Brandon can’t get enough of the old in-out, sating his desires with one night stands, prostitutes and when all else fails, pornography, Mother Palm and her five daughters. His lifestyle of slavishly looking for something to ejaculate into looks to have hit a minor complication when his semi-estranged sister comes to stay.

Sissy (Carey Mulligan), a sometime lounge singer with enough issues of her own to be getting along with puts a slight cramp on Brandon’s activities, and the pair seem close to having frank discussions about whatever the hell happened to them in their childhoods that’s had such a lasting impact on them. However, they don’t, a bold move in storytelling terms that certainly piques interest and gives the leads a mysterious air.
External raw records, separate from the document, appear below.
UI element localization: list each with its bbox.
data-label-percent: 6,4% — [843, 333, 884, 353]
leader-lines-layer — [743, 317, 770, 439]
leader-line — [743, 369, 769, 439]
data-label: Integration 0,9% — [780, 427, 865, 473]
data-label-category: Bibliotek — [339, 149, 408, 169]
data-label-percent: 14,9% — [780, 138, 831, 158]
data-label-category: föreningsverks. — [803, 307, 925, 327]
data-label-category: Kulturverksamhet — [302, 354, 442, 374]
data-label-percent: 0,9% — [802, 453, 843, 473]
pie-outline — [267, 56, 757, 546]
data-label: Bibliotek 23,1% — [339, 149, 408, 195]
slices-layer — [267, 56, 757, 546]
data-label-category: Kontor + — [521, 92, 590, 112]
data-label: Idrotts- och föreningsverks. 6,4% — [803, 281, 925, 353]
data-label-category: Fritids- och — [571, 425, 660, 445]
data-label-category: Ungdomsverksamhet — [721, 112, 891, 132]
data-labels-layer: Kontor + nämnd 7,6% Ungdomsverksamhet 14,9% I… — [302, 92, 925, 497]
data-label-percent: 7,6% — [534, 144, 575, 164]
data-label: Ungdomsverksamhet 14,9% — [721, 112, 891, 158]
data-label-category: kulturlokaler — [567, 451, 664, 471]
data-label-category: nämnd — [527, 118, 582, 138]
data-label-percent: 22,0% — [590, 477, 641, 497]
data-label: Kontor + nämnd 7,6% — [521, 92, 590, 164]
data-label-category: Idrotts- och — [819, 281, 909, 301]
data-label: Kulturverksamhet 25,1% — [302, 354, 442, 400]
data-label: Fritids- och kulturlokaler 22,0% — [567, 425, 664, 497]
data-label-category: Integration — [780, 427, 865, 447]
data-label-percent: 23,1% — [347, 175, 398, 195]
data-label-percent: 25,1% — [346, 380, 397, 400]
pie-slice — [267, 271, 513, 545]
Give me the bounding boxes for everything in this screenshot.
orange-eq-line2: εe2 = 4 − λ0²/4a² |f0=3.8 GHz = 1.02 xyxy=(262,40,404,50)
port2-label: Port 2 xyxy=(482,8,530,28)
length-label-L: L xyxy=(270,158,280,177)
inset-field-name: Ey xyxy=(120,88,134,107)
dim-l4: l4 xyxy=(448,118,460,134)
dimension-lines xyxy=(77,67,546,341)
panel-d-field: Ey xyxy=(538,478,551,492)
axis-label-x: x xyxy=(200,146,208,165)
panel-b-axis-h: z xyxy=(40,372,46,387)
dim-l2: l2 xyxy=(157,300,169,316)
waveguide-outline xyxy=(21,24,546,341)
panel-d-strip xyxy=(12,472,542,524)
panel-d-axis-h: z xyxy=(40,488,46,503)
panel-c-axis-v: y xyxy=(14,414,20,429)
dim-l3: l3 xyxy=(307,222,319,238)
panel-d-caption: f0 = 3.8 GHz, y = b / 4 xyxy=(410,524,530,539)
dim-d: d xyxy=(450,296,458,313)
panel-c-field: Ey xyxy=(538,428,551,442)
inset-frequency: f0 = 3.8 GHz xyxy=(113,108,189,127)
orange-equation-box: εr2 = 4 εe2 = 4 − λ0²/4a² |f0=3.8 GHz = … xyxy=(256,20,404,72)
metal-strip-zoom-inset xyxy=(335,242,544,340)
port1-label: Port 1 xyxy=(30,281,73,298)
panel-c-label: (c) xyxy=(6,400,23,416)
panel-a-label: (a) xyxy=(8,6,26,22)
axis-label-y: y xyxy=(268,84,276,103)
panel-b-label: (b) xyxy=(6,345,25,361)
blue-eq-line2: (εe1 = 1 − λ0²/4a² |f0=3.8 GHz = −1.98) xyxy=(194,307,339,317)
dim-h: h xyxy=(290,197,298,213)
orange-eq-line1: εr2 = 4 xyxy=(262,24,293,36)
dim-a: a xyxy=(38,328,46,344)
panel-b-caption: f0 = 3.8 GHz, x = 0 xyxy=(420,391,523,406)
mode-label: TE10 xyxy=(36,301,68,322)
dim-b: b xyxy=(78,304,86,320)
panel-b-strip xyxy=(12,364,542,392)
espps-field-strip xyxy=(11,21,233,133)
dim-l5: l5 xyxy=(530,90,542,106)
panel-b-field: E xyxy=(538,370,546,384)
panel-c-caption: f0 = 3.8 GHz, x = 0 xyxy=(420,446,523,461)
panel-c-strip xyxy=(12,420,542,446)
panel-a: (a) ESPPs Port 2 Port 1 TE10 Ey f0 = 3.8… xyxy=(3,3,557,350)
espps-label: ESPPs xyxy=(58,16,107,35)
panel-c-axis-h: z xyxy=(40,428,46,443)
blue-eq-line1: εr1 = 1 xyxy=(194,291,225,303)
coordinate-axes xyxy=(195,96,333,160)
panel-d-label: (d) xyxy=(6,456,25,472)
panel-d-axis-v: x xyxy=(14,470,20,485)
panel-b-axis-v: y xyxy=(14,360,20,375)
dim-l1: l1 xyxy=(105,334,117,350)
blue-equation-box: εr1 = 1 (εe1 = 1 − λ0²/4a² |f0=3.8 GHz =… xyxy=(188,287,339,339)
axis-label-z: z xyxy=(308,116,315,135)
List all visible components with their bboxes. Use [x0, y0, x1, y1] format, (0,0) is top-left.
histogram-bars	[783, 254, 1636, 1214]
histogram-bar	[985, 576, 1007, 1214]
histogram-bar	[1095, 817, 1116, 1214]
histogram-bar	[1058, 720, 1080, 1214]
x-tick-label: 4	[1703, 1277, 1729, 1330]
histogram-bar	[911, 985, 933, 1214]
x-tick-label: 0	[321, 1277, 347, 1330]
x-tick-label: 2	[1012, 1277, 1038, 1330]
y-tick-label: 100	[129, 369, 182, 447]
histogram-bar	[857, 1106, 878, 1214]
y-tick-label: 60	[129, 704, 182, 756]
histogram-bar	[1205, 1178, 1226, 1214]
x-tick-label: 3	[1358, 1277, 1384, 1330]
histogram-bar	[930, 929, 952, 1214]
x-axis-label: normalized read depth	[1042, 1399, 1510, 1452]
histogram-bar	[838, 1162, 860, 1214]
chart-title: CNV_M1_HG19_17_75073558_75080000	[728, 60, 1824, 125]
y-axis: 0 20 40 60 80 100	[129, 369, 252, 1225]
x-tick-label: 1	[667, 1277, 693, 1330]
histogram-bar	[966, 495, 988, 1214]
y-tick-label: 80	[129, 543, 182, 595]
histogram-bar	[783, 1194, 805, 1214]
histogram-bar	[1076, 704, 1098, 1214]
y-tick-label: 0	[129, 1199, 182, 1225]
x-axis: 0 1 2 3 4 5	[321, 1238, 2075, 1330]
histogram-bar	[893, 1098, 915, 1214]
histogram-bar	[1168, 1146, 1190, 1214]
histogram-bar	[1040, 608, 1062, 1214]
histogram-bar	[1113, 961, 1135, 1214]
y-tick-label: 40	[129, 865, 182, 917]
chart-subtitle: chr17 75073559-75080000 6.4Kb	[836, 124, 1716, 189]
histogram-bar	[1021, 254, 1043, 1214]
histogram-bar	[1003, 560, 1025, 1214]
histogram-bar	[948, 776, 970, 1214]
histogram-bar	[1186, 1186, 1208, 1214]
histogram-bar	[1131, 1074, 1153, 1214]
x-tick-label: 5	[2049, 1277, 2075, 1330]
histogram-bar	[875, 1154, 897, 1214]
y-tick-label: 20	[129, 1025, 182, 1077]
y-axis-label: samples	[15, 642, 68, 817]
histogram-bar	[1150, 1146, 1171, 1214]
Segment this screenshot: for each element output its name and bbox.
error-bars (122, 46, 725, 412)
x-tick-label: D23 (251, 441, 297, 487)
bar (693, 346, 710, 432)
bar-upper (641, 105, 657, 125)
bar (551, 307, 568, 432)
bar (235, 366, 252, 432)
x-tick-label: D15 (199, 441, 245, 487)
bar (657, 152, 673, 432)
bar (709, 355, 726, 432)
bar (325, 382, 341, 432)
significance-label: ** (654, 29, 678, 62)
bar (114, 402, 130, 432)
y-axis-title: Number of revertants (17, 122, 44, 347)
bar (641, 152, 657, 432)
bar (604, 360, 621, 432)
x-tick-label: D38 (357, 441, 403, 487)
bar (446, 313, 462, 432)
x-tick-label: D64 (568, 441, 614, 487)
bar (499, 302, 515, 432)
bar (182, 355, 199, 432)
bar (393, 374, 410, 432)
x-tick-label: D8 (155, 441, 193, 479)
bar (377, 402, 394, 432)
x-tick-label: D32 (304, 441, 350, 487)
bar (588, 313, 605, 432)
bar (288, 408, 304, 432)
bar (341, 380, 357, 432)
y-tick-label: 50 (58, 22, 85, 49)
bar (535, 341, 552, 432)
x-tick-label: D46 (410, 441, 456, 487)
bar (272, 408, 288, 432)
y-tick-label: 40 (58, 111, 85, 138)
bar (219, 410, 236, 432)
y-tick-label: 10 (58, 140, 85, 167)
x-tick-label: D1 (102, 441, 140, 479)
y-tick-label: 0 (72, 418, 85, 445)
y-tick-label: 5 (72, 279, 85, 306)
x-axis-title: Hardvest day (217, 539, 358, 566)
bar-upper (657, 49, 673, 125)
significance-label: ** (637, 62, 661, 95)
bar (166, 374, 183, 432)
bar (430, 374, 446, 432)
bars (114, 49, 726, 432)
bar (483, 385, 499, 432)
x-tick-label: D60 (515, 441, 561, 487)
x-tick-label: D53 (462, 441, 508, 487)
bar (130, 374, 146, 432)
It is, however, the only engaging aspect to either of their characters, which is a bit of a problem in a character piece. Both leads are too damaged to be relatable, and even when Brandon shows moments of vulnerability, I find myself too cut off from him and his drives to care one way or the other about his fate.

Shame is a well made film on so many levels that I feel a little guilty for not liking it. It seems to have been designed as the sort of film any self respecting internet based film review vector ought to be falling over. It’s impeccably acted on the parts of Fassbender and Mulligan, and it has a consistent vision and sense of style that’s sadly rare in modern film-making.

All of the good is sadly outweighed by the characters I’m supposed to be studying in this character study being so far outside my scope of experience that I can’t really care about them, and let’s be honest, the starting point of rich white guy / sex hound isn’t automatically engaging the sympathy glands so it’s already starting at a disadvantage.

A large part of the plaudits this film garners seems to come from its study of sex addition, certainly an under-explored area in cinema. A part of me wonders, however, that if this had been about heroin addiction it would be as well received.

I didn’t enjoy Shame, although it’s not exactly the type of film where enjoyment figures into its value proposition. After all, no sane person enjoys, say, Requiem for a Dream, but I could still recommend it as an engaging and powerful film. I can’t do the same with Shame. All of the elements seem to be there, but there’s nothing in there that grabbed me and I would up just being bored of it all, and there’s few things worse than that for a flick.

Given the risk-adverse, sterile homogeneity that passes for the bulk of modern film-making, I want to see far more films like Shame being made. I just hope I like them a little more than I liked Shame.